Itanium was often misunderstood ...
... which soon led into misery, despite some quite promising points. And of course it did not help when the initial Itanium release had significant flaws, quickly leading to the deadly "Itanic" nickname.
The main problem was that Intel did commuincate poorly, so Itanium was widely misunderstood in the market. Many people dismissed it, simply because Itanium did not reach the same level of shipment numbers as x86 chips. Such people would also not understanding why trucks are more costly and somewhat slower than cars, yet do make very good sense in many cases.
Many programmers did not fully understand the implications of Itanium's EPIC architecture and the need to design and code differently than on x86. Not willing to adapt their behaviours, they got less-than-ideal results and did put the blame on the chip - not on their own ignorance.
In a wider context, we do not find not much big iron in IT any more.

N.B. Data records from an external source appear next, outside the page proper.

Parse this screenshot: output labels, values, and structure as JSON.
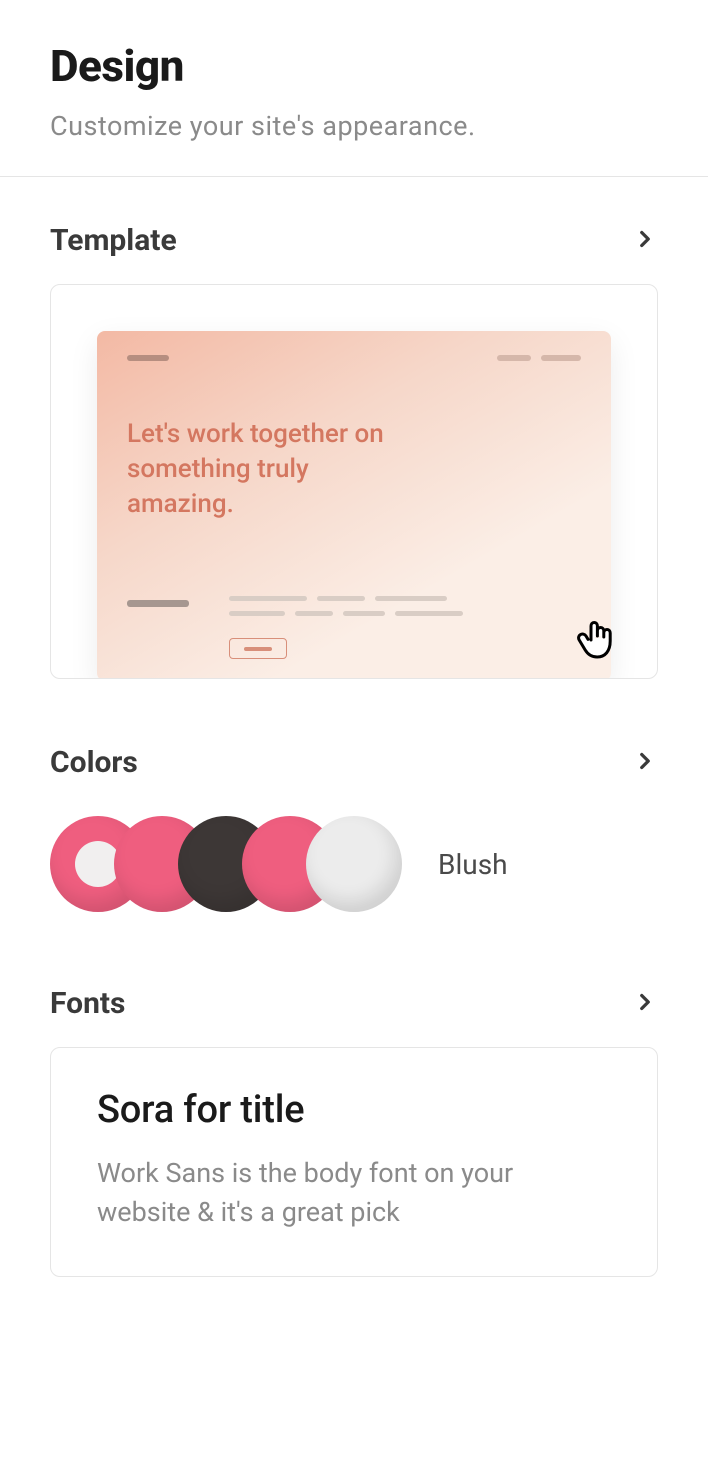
{
  "header": {
    "title": "Design",
    "subtitle": "Customize your site's appearance."
  },
  "template": {
    "section_label": "Template",
    "preview_heading": "Let's work together on something truly amazing."
  },
  "colors": {
    "section_label": "Colors",
    "palette_name": "Blush",
    "swatches": [
      "#ef5e7f",
      "#ef5e7f",
      "#3d3736",
      "#ef5e7f",
      "#ececec"
    ]
  },
  "fonts": {
    "section_label": "Fonts",
    "title_sample": "Sora for title",
    "body_sample": "Work Sans is the body font on your website & it's a great pick"
  }
}
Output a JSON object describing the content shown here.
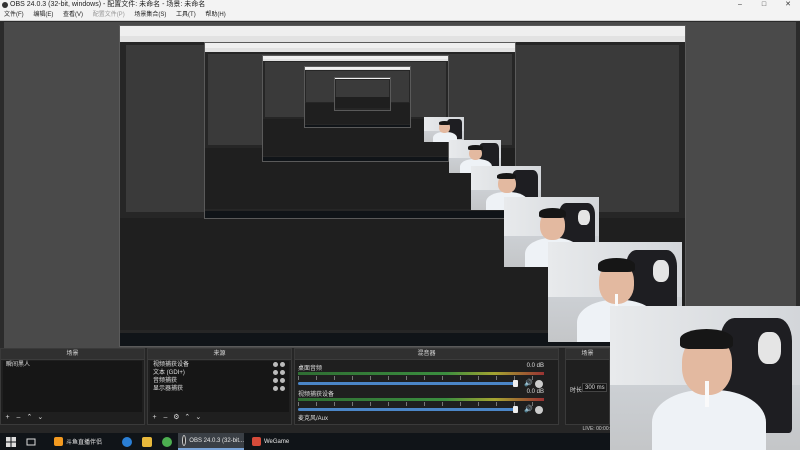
{
  "window": {
    "title": "OBS 24.0.3 (32-bit, windows) - 配置文件: 未命名 - 场景: 未命名",
    "minimize": "–",
    "maximize": "□",
    "close": "✕"
  },
  "menu": [
    "文件(F)",
    "编辑(E)",
    "查看(V)",
    "配置文件(P)",
    "场景集合(S)",
    "工具(T)",
    "帮助(H)"
  ],
  "docks": {
    "scenes": {
      "header": "场景",
      "items": [
        "瞬间黑人"
      ]
    },
    "sources": {
      "header": "来源",
      "items": [
        "视频捕获设备",
        "文本 (GDI+)",
        "音频捕获",
        "显示器捕获"
      ]
    },
    "mixer": {
      "header": "混音器",
      "channels": [
        {
          "name": "桌面音频",
          "db": "0.0 dB"
        },
        {
          "name": "视频捕获设备",
          "db": "0.0 dB"
        },
        {
          "name": "麦克风/Aux",
          "db": ""
        }
      ]
    },
    "transitions": {
      "header": "场景",
      "duration_label": "时长",
      "duration_value": "300 ms"
    }
  },
  "footer_icons": [
    "+",
    "–",
    "⌃",
    "⌄"
  ],
  "status": {
    "text": "LIVE: 00:00:"
  },
  "taskbar": {
    "tasks": [
      {
        "label": "斗鱼直播伴侣",
        "color": "#f39a20"
      },
      {
        "label": "OBS 24.0.3 (32-bit...",
        "color": "#2c2c2c"
      },
      {
        "label": "WeGame",
        "color": "#d64b3a"
      }
    ]
  },
  "colors": {
    "accent": "#4b86c7",
    "meter_green": "#3b8e3f"
  }
}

As per the above analogy, trucks have become very rare, and we do use way too many cars to get things moving. Not very efficient, and pretty expensive in total (although the single boxes are indeed cheap). Too many drivers needed, and IT budgets did not shrink.
Back to Itanium - yes, this relatively modern architecture is now dead, while we still use an 40+ year old architecture despite all its shortcomings. Is this a good idea ?
Just a small example - Itanium is not affected by Meltdown, Spectre and other speculative processing vulnerabilities.